In sum, this study demonstrated that many districts across Piura faced synchronous outbreaks of human diseases over several weeks, which contributed to an excessive burden of disease in two hotspot areas in the subregion. It was also shown that urbanization and disaster impacts were potential correlates of risk, suggesting that urban populations were more susceptible to ecosyndemic morbidity and the impacts of climate-related hazards. Although the index requires further validation, the ecosyndemic measure shows promise for applications to future El Niños and other hydrometeorological extreme events. With growing public health concerns of a changing climate, such information may assist to identify hotspots of multi-disease risk, better target interventions, and improve information for early warning systems in the region. Moreover, it supports efforts for a multi-disease based, interprogrammatic and intersectoral approach to control and prevention, such as the one proposed for neglected tropical diseases in Latin America and the Caribbean by PAHO [
34]. Although the weather, water and climate-related hazard context was important for El Niño-related ecosyndemics in 1998, understanding root causes of multi-disease risk will require a more comprehensive analysis of climate and societal determinants and interactions.
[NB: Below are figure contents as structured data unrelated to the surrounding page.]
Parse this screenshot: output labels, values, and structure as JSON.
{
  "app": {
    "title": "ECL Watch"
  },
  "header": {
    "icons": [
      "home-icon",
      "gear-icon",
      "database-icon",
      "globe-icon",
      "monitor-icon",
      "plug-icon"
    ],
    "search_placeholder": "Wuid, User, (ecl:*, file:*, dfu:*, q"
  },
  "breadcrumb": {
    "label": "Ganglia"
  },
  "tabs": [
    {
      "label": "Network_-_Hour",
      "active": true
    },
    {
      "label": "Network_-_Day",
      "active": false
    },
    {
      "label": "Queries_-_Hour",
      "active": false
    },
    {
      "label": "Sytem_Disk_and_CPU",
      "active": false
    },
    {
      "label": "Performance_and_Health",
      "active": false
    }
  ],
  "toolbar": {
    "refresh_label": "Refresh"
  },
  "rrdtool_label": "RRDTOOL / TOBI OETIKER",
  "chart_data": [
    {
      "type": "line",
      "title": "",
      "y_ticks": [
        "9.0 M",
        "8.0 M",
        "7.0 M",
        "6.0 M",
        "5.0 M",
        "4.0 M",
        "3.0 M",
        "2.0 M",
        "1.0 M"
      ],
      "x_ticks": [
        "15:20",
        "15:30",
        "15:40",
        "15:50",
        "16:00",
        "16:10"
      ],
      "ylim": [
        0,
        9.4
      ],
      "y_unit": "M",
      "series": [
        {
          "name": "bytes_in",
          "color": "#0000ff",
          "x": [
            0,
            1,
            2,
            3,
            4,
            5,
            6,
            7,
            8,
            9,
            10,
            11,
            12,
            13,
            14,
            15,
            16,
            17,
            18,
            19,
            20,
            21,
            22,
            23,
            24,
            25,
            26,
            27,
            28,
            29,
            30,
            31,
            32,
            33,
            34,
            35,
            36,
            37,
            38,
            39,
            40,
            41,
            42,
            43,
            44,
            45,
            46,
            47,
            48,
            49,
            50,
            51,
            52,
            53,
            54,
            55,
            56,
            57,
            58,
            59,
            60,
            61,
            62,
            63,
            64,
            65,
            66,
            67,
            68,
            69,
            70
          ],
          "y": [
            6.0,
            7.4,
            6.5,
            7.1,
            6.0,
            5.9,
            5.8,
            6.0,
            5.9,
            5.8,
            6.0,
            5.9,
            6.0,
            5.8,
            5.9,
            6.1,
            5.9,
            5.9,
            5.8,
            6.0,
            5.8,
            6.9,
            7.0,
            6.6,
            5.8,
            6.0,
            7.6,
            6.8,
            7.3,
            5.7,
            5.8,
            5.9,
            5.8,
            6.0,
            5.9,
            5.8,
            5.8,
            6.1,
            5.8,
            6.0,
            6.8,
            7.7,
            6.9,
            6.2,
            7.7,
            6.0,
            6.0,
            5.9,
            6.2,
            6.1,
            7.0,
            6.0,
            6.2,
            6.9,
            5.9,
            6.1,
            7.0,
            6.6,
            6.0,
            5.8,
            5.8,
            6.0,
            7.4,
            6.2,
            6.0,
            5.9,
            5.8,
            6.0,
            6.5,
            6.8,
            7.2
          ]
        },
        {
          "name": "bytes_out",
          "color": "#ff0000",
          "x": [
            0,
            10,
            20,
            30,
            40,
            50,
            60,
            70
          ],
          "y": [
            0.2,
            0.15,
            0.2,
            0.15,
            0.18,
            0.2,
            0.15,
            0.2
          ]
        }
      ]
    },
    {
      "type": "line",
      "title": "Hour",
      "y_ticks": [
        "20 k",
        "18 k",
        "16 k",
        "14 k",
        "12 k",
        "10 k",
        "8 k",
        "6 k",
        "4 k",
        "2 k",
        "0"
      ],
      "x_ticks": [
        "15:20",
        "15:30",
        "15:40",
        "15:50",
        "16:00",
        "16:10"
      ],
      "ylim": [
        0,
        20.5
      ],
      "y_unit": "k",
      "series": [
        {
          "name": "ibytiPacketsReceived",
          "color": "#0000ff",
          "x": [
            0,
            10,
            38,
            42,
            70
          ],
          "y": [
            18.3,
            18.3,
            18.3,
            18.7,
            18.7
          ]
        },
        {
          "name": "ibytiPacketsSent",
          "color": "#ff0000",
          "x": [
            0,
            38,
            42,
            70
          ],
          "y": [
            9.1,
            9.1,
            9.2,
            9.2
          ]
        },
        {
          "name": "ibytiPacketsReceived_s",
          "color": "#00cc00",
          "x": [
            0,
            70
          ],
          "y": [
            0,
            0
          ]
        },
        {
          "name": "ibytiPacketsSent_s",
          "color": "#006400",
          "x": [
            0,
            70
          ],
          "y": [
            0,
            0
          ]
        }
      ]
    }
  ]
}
While climatic changes may influence disease and human ecology, human activities, poverty and other social factors increase population exposure and sensitivity to infectious agents and disasters. Thus, future work should include an analysis that measures the effects of both El Niño (e.g., SST, air temperature and rainfall) and social parameters on ecosyndemics. This should be carried out across several events to characterize the quasi-periodicity of risk across time and space. Furthermore, and importantly, future efforts should include the participation of and collaboration with local public health practitioners to verify and interpret ecosyndemic mapping and recommend actionable applications for regional user needs and priorities.